I have always been interested in telescopes and when UA president Ann Weaver Hart called me to see if I would be willing to be a Board Member of GMTO, I jumped at the opportunity.
What I find most challenging is determining the best ways I can help the project. I wish more people would understand more about all the great research and potential discoveries the GMT will make possible.
Community Science Meeting
From September 25-28 more than a hundred astronomers gathered at the Asilomar Conference Grounds in Pacific Grove, CA to participate in the Fourth Annual GMT Community Science Meeting, “Exoplanets in the Era of Extremely Large Telescopes.”
GMTO’s policy of supporting young astronomers to attend these meetings ensured there were many students and postdocs presenting their cutting-edge research.
The conference highlighted how the next generation of Extremely Large Telescopes (ELTs), and in particular the GMT and its suite of instruments, are needed to make progress in the field of exoplanet science.
Mike Endl from the University of Texas at Austin’s report was highly anticipated. He told the conference attendees about the discovery of an Earth-sized planet orbiting in the habitable zone (where liquid water is expected to exist) of Proxima Centauri, the star nearest to the Sun. The current generation of large telescopes cannot separate the light of Proxima b from the glare of Proxima Centauri. The GMT, however, with its large aperture and powerful adaptive optics system will be able to separate the system, offering our best opportunity to study a rocky exoplanet in detail.

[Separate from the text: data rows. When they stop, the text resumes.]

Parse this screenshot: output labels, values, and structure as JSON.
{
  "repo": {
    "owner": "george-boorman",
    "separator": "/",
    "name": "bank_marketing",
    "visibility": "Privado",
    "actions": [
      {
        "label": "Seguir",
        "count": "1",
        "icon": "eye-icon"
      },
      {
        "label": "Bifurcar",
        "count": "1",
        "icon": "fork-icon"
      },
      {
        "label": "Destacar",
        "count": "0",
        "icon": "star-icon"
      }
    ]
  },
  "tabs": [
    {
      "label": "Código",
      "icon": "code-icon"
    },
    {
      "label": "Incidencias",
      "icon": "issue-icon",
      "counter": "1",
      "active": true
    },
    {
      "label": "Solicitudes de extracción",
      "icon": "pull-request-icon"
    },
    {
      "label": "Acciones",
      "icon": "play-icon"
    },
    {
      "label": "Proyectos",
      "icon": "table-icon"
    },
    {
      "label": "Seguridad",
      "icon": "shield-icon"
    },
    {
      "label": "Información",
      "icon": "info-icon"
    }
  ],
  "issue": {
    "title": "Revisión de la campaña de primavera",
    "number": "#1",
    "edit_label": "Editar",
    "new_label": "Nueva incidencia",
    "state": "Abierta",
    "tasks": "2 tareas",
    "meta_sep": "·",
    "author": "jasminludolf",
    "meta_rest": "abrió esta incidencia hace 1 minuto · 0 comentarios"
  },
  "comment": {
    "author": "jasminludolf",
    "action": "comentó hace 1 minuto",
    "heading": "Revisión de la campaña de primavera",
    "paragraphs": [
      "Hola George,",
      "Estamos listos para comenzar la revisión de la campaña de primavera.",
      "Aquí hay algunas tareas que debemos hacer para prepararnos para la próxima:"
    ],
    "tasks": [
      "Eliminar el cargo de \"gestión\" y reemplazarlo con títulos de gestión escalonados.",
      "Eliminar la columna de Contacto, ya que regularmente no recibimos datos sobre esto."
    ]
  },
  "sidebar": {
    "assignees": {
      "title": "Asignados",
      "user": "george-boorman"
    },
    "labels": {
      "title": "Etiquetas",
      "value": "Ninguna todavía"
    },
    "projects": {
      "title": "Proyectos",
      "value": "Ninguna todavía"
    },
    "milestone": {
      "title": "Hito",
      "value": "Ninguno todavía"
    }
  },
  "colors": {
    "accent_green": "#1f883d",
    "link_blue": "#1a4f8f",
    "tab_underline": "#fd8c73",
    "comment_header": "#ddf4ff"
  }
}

Olivier Guyon from the University of Arizona provided an overview of recent advances in high-contrast imaging, a field of rapidly evolving adaptive optics technologies and proposed the idea of a first-light Extreme Adaptive Optics (ExAO) system for the GMT. Other presentations addressed the challenges of determining the composition of exoplanet atmospheres, how planets form and evolve, and how disks of gas and dust around young stars reveal the existence and characteristics of forming planets by their structure.
For a full list of speakers and their topics, as well the photo gallery, visit the conference website: http://www.gmtconference.org.
Community Outreach in Chile
In August, Valentina Rodríguez joined the GMTO office in Santiago as the Outreach Coordinator for Chile. Valentina is responsible for all GMTO communications with the Chilean public and the astronomical community, as well as educational activities, and coordinating VIP visits to the GMT site at Las Campanas.
Valentina comes to GMTO after twelve years in a similar position with the European Southern Observatory (ESO). She was also accredited at the Washington Foreign Press Center at the White House, Capitol Hill and the Pentagon in Washington, DC between 2000 and 2002, representing several Chilean newspapers, a national TV channel and one of the main radio stations in Chile. Valentina holds a Bachelor’s degree in Journalism and Social Media from Universidad Diego Portales (Santiago, Chile) and a Master’s degree in Science Communication from Universitat Pompeu Fabra (Barcelona, Spain).
Since starting at GMTO, Valentina has been responsible for producing the Spanish-language version of the August newsletter, she has secured coverage of the GMT on CNN-Chile, and she has organized a network of astronomical educational activities in Latin America, including submitting a grant application to the International Astronomical Union for its implementation. Valentina is also involved in the preparation of a final report of the Chile-US Summit on Education and Public Outreach, an activity supported by all US Observatories in Chile, the US Embassy and CONICYT, the Chilean equivalent of the NSF.